Calpers earns 12.5% as stocks buoy pension fund’s returns

(Bloomberg) -- The California Public Employees’ Retirement System, the largest U.S. pension, had a 12.5% gain on investments for the fiscal year ended June 30 as global stock indexes rose to records.

Known as Calpers, the $262 billion fund earned 19% on its publicly traded equity holdings, according to Chief Investment Officer Joe Dear. He reviewed the figures Monday at a meeting of the system’s governing board in Petaluma, Calif.

Separately, the California State Teachers’ Retirement System, the second-biggest pension, says it earned 13.8% in the same period, says Michael Sicilia, a spokesman.

Calpers assets passed a pre-recession high of $260.6 billion in May, five years after the global financial crisis wiped out more than a third of its value. Local governments and state agencies have been forced to help make up the loss and cover benefits promised to employees. The system serves about 1.7 million members.

“When things got rough, we didn’t panic,” Dear says. “We stuck with our exposure to growth assets and applied the lessons we learned from the past. The numbers show us that our approach is working.”

The fund’s private-equity investments gained 13.6% for the nine months through March 31, while the value of its holdings in real estate rose 11.2%, Dear says. Results for both asset classes trail the rest by three months. Calpers lost 1.6% on its fixed income holdings, Dear says.

The Federal Reserve’s third round of stimulus, coupled with economic data showing improvements and housing gains, drove the Standard Poor’s 500 Index up 18% in the same 12-month period. Profits at companies in the benchmark equity gauge rose for the fourth straight year in 2012 to a record.

Calpers’ investment results have been volatile in the past five years. It lost a record 23% in 2009 and gained almost 21% in 2011. Last year, it earned 1%.
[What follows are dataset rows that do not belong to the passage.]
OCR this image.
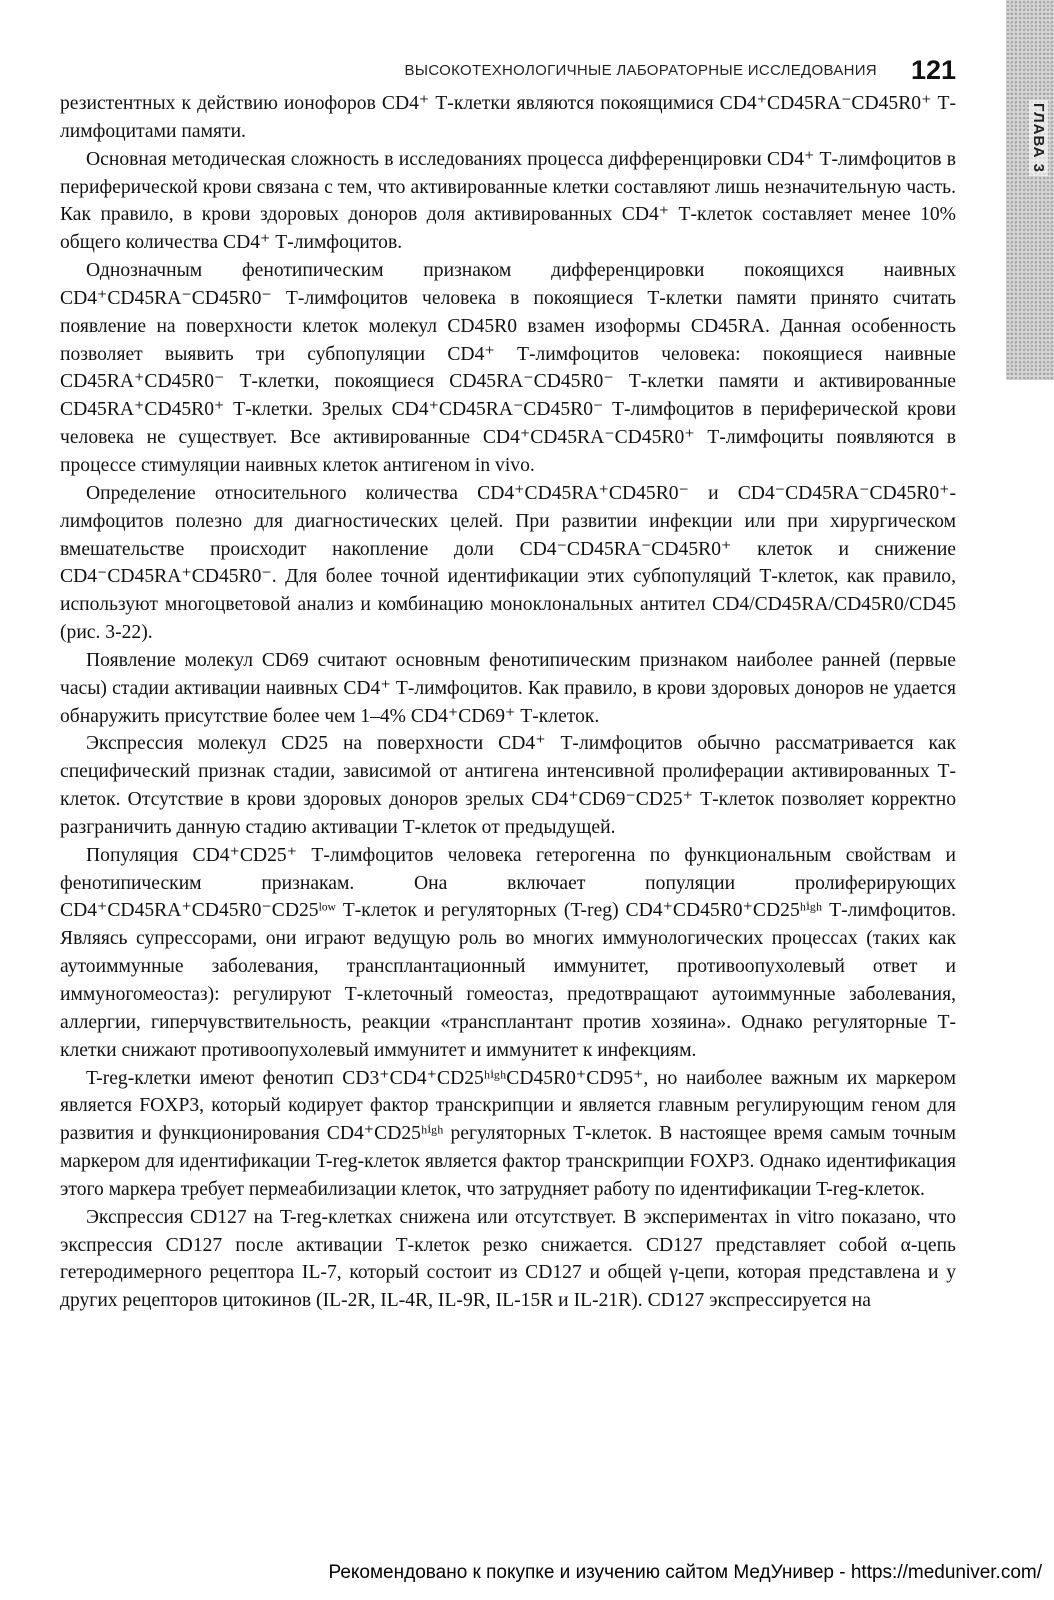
ГЛАВА 3
ВЫСОКОТЕХНОЛОГИЧНЫЕ ЛАБОРАТОРНЫЕ ИССЛЕДОВАНИЯ 121

резистентных к действию ионофоров CD4⁺ Т-клетки являются покоящимися CD4⁺CD45RA⁻CD45R0⁺ Т-лимфоцитами памяти.

Основная методическая сложность в исследованиях процесса дифференцировки CD4⁺ Т-лимфоцитов в периферической крови связана с тем, что активированные клетки составляют лишь незначительную часть. Как правило, в крови здоровых доноров доля активированных CD4⁺ Т-клеток составляет менее 10% общего количества CD4⁺ Т-лимфоцитов.

Однозначным фенотипическим признаком дифференцировки покоящихся наивных CD4⁺CD45RA⁻CD45R0⁻ Т-лимфоцитов человека в покоящиеся Т-клетки памяти принято считать появление на поверхности клеток молекул CD45R0 взамен изоформы CD45RA. Данная особенность позволяет выявить три субпопуляции CD4⁺ Т-лимфоцитов человека: покоящиеся наивные CD45RA⁺CD45R0⁻ Т-клетки, покоящиеся CD45RA⁻CD45R0⁻ Т-клетки памяти и активированные CD45RA⁺CD45R0⁺ Т-клетки. Зрелых CD4⁺CD45RA⁻CD45R0⁻ Т-лимфоцитов в периферической крови человека не существует. Все активированные CD4⁺CD45RA⁻CD45R0⁺ Т-лимфоциты появляются в процессе стимуляции наивных клеток антигеном in vivo.

Определение относительного количества CD4⁺CD45RA⁺CD45R0⁻ и CD4⁻CD45RA⁻CD45R0⁺-лимфоцитов полезно для диагностических целей. При развитии инфекции или при хирургическом вмешательстве происходит накопление доли CD4⁻CD45RA⁻CD45R0⁺ клеток и снижение CD4⁻CD45RA⁺CD45R0⁻. Для более точной идентификации этих субпопуляций Т-клеток, как правило, используют многоцветовой анализ и комбинацию моноклональных антител CD4/CD45RA/CD45R0/CD45 (рис. 3-22).

Появление молекул CD69 считают основным фенотипическим признаком наиболее ранней (первые часы) стадии активации наивных CD4⁺ Т-лимфоцитов. Как правило, в крови здоровых доноров не удается обнаружить присутствие более чем 1–4% CD4⁺CD69⁺ Т-клеток.

Экспрессия молекул CD25 на поверхности CD4⁺ Т-лимфоцитов обычно рассматривается как специфический признак стадии, зависимой от антигена интенсивной пролиферации активированных Т-клеток. Отсутствие в крови здоровых доноров зрелых CD4⁺CD69⁻CD25⁺ Т-клеток позволяет корректно разграничить данную стадию активации Т-клеток от предыдущей.

Популяция CD4⁺CD25⁺ Т-лимфоцитов человека гетерогенна по функциональным свойствам и фенотипическим признакам. Она включает популяции пролиферирующих CD4⁺CD45RA⁺CD45R0⁻CD25ˡᵒʷ Т-клеток и регуляторных (T-reg) CD4⁺CD45R0⁺CD25ʰⁱᵍʰ Т-лимфоцитов. Являясь супрессорами, они играют ведущую роль во многих иммунологических процессах (таких как аутоиммунные заболевания, трансплантационный иммунитет, противоопухолевый ответ и иммуногомеостаз): регулируют Т-клеточный гомеостаз, предотвращают аутоиммунные заболевания, аллергии, гиперчувствительность, реакции «трансплантант против хозяина». Однако регуляторные Т-клетки снижают противоопухолевый иммунитет и иммунитет к инфекциям.

T-reg-клетки имеют фенотип CD3⁺CD4⁺CD25ʰⁱᵍʰCD45R0⁺CD95⁺, но наиболее важным их маркером является FOXP3, который кодирует фактор транскрипции и является главным регулирующим геном для развития и функционирования CD4⁺CD25ʰⁱᵍʰ регуляторных Т-клеток. В настоящее время самым точным маркером для идентификации T-reg-клеток является фактор транскрипции FOXP3. Однако идентификация этого маркера требует пермеабилизации клеток, что затрудняет работу по идентификации T-reg-клеток.

Экспрессия CD127 на T-reg-клетках снижена или отсутствует. В экспериментах in vitro показано, что экспрессия CD127 после активации Т-клеток резко снижается. CD127 представляет собой α-цепь гетеродимерного рецептора IL-7, который состоит из CD127 и общей γ-цепи, которая представлена и у других рецепторов цитокинов (IL-2R, IL-4R, IL-9R, IL-15R и IL-21R). CD127 экспрессируется на

Рекомендовано к покупке и изучению сайтом МедУнивер - https://meduniver.com/
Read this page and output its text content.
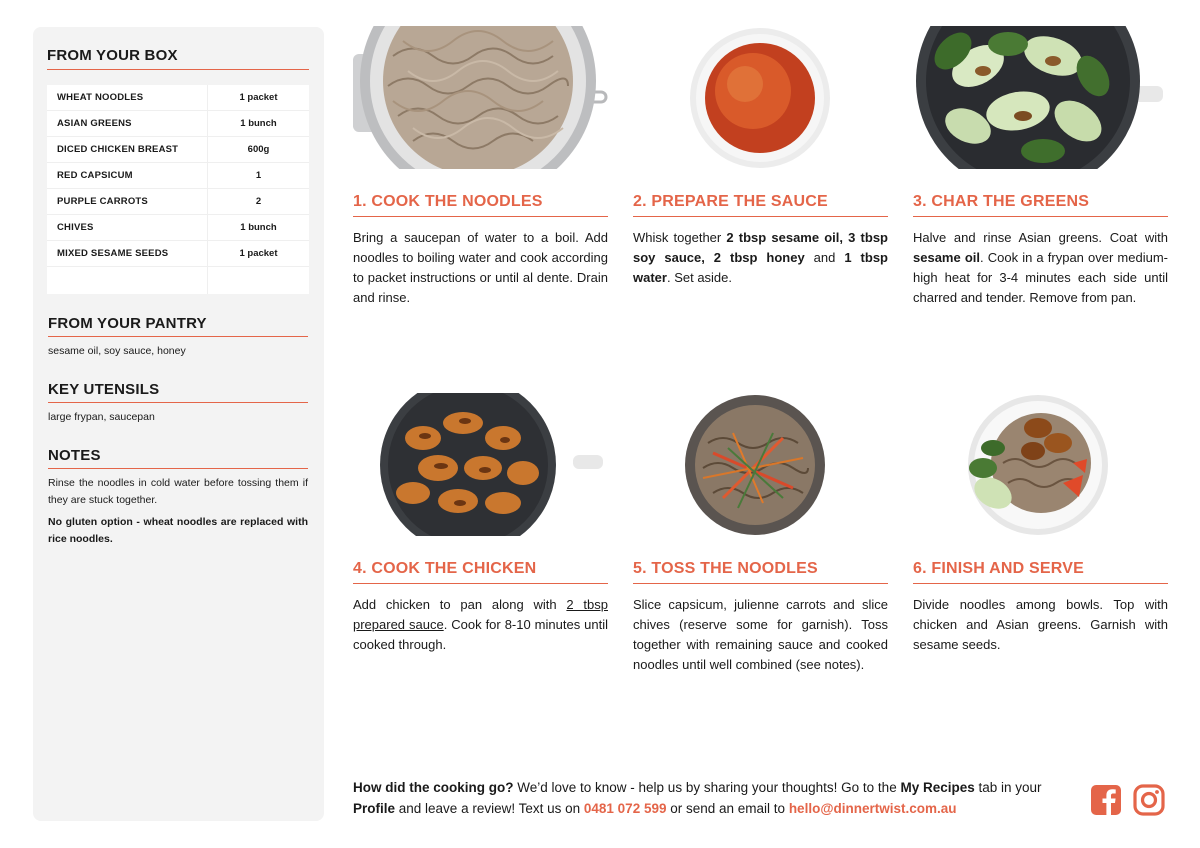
FROM YOUR BOX
WHEAT NOODLES	1 packet
ASIAN GREENS	1 bunch
DICED CHICKEN BREAST	600g
RED CAPSICUM	1
PURPLE CARROTS	2
CHIVES	1 bunch
MIXED SESAME SEEDS	1 packet
FROM YOUR PANTRY

sesame oil, soy sauce, honey

KEY UTENSILS

large frypan, saucepan

NOTES

Rinse the noodles in cold water before tossing them if they are stuck together.

No gluten option - wheat noodles are replaced with rice noodles.

1. COOK THE NOODLES
Bring a saucepan of water to a boil. Add noodles to boiling water and cook according to packet instructions or until al dente. Drain and rinse.
2. PREPARE THE SAUCE
Whisk together 2 tbsp sesame oil, 3 tbsp soy sauce, 2 tbsp honey and 1 tbsp water. Set aside.
3. CHAR THE GREENS
Halve and rinse Asian greens. Coat with sesame oil. Cook in a frypan over medium-high heat for 3-4 minutes each side until charred and tender. Remove from pan.
4. COOK THE CHICKEN
Add chicken to pan along with 2 tbsp prepared sauce. Cook for 8-10 minutes until cooked through.
5. TOSS THE NOODLES
Slice capsicum, julienne carrots and slice chives (reserve some for garnish). Toss together with remaining sauce and cooked noodles until well combined (see notes).
6. FINISH AND SERVE
Divide noodles among bowls. Top with chicken and Asian greens. Garnish with sesame seeds.
How did the cooking go? We’d love to know - help us by sharing your thoughts! Go to the My Recipes tab in your Profile and leave a review! Text us on 0481 072 599 or send an email to hello@dinnertwist.com.au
The fund needs to earn at least 7.5% to match its assumed rate of return. The rate is used to calculate how much money the plan will need to cover promised benefits, and what employers must contribute.

Fully funded when the recession began in December 2007, Calpers had about 74% of the money needed to meet long-term commitments as of June 2011, according to its most-recent estimate. A tentative assessment of the funding level put it at about 70% a year later.

The fund announced last month that Dear, 62, was undergoing treatment for prostate cancer. While still working, Dear ceded some of the day-to-day investment operations to Theodore Eliopoulos, a senior investment officer.